I guess I must be completely miscalibrated wrt. performance of newer technologies, because I'd imagine it's the opposite. In particular, I'd be surprised to get a Python+Node loop passing large amounts of data around like that to run 30+ FPS, unless everything Python-side is carefully written to do everything on C side. At the same time, I'd assume the inference/ML part is the fastest one, because, as far as I understand how NNs work, they're supposed to be blazingly fast once trained (it's just lots of parallelizable linear algebra). Is the inference part in your solution doing anything more complicated than that in real-time?
A modern laptop will run Bodypix at about 30 fps. There could be additional bottlenecks but the deep (and wide) NNs are usually not super fast, they're just fast for the wondrous things they do.
You can usually alter performance (with Bodypix that's an accuracy/speed tradeoff) or do something silly like downscale, run, and upscale the mask. I'd like to try this.

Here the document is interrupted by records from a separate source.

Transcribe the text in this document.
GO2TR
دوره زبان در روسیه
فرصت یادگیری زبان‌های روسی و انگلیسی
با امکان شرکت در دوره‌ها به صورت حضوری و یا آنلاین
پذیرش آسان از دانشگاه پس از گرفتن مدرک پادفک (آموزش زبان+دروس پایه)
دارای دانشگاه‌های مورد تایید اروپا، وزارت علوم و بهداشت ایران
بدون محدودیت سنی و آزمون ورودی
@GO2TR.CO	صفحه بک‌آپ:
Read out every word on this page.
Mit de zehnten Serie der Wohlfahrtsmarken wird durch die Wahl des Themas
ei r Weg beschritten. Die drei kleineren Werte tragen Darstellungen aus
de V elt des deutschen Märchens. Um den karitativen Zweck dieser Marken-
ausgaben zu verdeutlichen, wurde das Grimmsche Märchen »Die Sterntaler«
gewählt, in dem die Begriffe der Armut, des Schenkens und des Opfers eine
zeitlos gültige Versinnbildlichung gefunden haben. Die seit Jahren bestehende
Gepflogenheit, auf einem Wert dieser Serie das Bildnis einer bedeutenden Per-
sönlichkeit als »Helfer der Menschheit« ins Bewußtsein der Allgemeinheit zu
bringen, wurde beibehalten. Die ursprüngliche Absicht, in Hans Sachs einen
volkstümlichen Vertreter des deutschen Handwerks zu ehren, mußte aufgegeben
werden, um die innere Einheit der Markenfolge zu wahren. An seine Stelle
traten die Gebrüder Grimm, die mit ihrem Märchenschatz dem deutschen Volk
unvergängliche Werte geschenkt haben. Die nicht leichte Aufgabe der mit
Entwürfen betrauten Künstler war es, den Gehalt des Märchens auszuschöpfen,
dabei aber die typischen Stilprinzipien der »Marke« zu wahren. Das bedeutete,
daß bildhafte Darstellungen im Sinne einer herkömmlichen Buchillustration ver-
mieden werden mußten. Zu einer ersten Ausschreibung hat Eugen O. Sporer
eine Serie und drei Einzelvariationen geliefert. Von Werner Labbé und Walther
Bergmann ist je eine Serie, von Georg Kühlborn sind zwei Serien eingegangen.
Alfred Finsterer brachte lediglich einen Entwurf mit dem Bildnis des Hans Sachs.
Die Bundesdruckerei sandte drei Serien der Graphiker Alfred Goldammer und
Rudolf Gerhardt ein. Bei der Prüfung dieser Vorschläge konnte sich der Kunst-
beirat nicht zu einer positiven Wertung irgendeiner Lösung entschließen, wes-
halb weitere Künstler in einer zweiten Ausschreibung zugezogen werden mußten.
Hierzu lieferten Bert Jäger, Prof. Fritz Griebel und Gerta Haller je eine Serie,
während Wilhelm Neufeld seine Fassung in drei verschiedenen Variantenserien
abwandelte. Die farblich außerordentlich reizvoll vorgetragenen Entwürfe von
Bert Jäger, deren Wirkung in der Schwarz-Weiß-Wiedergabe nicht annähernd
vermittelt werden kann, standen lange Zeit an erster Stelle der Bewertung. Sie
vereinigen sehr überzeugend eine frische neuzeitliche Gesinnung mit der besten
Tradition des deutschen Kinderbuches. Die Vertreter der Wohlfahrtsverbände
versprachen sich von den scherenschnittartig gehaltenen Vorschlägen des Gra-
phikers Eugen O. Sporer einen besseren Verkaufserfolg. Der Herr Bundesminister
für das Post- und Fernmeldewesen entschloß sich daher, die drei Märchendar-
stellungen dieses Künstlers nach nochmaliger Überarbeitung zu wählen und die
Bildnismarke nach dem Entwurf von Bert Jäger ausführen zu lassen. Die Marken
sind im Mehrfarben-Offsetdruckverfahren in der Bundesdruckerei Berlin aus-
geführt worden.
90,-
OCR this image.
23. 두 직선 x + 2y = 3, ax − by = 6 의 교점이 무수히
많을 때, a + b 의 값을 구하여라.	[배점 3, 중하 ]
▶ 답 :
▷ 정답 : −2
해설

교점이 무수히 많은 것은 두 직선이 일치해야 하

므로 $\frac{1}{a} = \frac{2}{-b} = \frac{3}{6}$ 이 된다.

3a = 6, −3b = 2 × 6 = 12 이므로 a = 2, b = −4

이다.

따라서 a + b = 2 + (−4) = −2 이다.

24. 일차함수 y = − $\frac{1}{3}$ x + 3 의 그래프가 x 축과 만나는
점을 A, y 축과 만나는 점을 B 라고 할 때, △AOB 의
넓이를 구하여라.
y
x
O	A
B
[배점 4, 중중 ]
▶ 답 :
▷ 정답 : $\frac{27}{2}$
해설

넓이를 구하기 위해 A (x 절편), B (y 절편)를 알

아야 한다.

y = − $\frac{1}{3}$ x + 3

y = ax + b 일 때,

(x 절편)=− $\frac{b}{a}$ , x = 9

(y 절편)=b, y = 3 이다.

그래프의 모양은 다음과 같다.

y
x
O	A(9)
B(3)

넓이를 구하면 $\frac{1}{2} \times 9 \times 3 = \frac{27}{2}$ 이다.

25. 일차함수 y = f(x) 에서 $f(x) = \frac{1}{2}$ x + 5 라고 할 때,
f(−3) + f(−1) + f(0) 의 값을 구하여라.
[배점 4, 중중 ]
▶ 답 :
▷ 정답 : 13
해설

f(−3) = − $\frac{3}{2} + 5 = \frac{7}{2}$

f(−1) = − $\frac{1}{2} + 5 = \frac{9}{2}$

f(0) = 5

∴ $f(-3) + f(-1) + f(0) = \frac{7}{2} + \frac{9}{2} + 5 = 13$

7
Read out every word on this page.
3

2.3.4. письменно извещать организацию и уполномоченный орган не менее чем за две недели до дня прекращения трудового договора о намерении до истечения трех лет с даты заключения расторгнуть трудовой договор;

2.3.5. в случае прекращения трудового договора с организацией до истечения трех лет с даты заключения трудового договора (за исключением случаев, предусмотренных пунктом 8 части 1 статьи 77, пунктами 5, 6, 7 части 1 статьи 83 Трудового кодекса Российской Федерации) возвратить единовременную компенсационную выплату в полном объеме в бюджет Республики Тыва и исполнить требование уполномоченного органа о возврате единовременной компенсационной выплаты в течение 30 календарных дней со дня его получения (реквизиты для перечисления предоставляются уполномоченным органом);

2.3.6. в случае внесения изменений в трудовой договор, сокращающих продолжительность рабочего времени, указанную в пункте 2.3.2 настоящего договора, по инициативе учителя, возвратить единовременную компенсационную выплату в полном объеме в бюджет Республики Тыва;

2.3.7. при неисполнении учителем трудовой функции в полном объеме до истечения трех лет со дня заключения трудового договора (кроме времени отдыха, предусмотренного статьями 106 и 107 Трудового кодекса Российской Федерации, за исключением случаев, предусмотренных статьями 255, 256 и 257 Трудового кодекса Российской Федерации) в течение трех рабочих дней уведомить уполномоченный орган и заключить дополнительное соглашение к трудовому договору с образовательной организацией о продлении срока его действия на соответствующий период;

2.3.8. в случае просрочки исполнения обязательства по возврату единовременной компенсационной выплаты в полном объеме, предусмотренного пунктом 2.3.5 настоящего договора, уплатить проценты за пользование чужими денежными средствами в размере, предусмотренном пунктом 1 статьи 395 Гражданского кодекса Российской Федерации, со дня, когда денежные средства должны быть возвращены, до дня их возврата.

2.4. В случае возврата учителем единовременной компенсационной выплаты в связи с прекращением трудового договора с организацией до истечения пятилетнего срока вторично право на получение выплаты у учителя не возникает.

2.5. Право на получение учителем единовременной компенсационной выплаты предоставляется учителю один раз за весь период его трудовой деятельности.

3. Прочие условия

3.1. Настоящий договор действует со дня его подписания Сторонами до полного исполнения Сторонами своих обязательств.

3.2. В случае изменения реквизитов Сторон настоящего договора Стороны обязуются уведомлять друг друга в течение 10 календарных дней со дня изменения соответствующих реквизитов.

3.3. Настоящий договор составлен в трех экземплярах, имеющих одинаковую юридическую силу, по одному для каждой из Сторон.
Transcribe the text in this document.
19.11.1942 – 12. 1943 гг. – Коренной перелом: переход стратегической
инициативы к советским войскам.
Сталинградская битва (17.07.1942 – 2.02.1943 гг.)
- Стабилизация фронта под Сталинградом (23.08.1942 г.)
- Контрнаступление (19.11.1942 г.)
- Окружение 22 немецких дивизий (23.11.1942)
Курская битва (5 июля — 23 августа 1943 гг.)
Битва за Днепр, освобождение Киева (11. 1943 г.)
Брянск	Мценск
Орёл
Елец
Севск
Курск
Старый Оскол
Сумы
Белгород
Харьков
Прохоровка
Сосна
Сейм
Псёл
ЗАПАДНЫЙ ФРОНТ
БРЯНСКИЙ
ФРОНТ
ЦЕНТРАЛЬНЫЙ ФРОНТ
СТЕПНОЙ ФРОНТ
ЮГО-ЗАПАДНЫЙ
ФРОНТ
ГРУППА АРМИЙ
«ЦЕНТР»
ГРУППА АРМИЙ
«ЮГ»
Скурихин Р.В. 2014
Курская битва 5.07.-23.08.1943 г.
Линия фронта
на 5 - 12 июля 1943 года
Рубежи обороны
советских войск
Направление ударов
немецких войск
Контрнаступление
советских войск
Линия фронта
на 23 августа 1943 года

BodyPix does downsample before masking OOTB, the article is doing 'medium' (50%) (though for this script we ought to move that over to the python side), it's still not 30fps though without egregiously sacrificing quality, at least on my (fairly powerful) machine unless I've missed something.
Amusingly I did some hacking on this and the current bottleneck is actually reading from the webcam which is capped at <10fps without doing anything else. Switching the capture to MJPG helps.